Following his team’s recent road swing where it lost its last two games at Minnesota and Winnipeg, Tampa Bay Lightning coach Jon Cooper had stern words for his team and a hard practice leading up its game Tuesday night.
The Lightning responded with three power-play goals in a 6-3 win over the struggling Columbus Blue Jackets and will look to carry that momentum to Thursday’s first meeting this season with the Vancouver Canucks.
According to Cooper, his club needed to get back to basics and take care of the business it is supposed to — winning at home against competition it’s expected to beat.
“What’s going with us right now is internal,” Cooper said before Tuesday’s win, the Lightning’s eighth straight at home. “We’ve got to get our game in order. It was great coming out of the (holiday) break and we slipped a little here. We’re playing a team that we have to beat. … We’ve got to look at ourselves in the mirror and concentrate on our game.”
In improving to 16-4-1 at home, his team certainly appeared to heed his message.
Nikita Kucherov scored and set up another as Tampa Bay led 2-0 just 9:05 into the game. When Columbus cut it to 3-2 in the third period, Kucherov and Brayden Point tallied goals six minutes apart to take control and snap the club’s two-game skid.

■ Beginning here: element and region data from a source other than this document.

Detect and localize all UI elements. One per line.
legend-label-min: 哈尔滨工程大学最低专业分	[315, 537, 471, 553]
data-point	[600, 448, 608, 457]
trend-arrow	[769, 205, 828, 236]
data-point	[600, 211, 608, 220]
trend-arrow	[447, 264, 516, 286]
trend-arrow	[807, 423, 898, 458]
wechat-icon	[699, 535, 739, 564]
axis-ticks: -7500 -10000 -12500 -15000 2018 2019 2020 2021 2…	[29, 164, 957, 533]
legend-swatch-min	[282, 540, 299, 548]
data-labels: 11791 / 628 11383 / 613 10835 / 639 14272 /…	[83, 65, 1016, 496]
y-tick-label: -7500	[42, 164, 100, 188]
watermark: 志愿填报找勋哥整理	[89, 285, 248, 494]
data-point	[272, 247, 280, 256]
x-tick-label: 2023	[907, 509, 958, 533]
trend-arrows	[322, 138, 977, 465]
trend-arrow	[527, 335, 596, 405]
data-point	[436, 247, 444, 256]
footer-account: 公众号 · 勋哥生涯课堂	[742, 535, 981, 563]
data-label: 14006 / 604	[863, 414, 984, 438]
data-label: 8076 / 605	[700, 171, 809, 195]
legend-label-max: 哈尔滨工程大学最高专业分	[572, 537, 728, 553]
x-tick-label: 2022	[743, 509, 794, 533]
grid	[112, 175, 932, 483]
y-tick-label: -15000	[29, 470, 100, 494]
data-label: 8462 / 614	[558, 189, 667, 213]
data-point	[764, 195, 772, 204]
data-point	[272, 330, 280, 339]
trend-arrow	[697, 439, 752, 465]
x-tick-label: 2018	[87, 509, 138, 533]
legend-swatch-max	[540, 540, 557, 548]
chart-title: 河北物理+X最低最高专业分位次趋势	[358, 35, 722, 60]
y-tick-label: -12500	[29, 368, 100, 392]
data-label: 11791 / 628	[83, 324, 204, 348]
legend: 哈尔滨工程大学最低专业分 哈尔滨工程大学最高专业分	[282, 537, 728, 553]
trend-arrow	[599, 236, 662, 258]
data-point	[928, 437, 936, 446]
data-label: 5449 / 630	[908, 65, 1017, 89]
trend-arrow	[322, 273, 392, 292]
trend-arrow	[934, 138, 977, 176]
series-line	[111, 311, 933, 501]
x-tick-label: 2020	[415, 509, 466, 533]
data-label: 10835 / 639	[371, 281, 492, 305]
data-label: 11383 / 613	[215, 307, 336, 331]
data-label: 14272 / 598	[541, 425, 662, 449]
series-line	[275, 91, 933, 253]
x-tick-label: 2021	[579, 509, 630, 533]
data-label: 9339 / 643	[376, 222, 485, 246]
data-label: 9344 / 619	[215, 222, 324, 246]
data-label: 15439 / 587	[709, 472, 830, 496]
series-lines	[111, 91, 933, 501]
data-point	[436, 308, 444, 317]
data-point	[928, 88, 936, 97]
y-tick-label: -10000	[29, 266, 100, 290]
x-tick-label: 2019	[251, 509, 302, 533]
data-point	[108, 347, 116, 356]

The Lightning outshot the last-place Metropolitan Division team 46-24, marking the third time they have reached the 40-shot plateau. They jumped on Columbus right away with 21 shots in the first.
“You can’t expect them to play perfect hockey for 82 games,” Cooper said, “but what happened, kind of as that trip went on, the guys know it was unacceptable.”
Steven Stamkos had two assists but is stuck on 498 career goals. The captain has scored just once in his past 11 outings.
With 33 points at home, the Lightning have totaled the second-most points at home in the NHL, trailing only the Boston Bruins’ 41.
In Pittsburgh for the second of its five-game road trip, Vancouver bolted out to a three-goal lead over the Penguins in the opening 7:05. Conor Garland, Brock Boeser, and Quinn Hughes all tallied, but coach Bruce Boudreau’s group surrendered three goals to Pittsburgh’s top forwards to tie the game after 20 minutes.
During a rally that took less than eight minutes to complete, Evgeni Malkin, Sidney Crosby and Jason Zucker hit the net against Canucks goaltender Spencer Martin. Malkin tallied later and Richard Rakell provided the game-winner on the power play as the Eastern Conference team held on for a 5-4 win.
Boudreau said Vancouver’s start may have led to his squad sitting back some.
“We got the lead, and anytime you jump out to an early lead like that, you kind of relax a little bit,” Boudreau said after his team allowed 20 shots in the first period. “Once they caught fire, they were pretty dangerous the rest of the period.”
The Canucks, who have lost four straight against Tampa Bay, went 0-for-5 on the power play and are ranked 11th overall. They have yielded a league-high nine short-handed markers.
“They scored on the power play, (and) we didn’t get a power-play goal. Those are the couple little things that make a difference in a game,” Boeser said.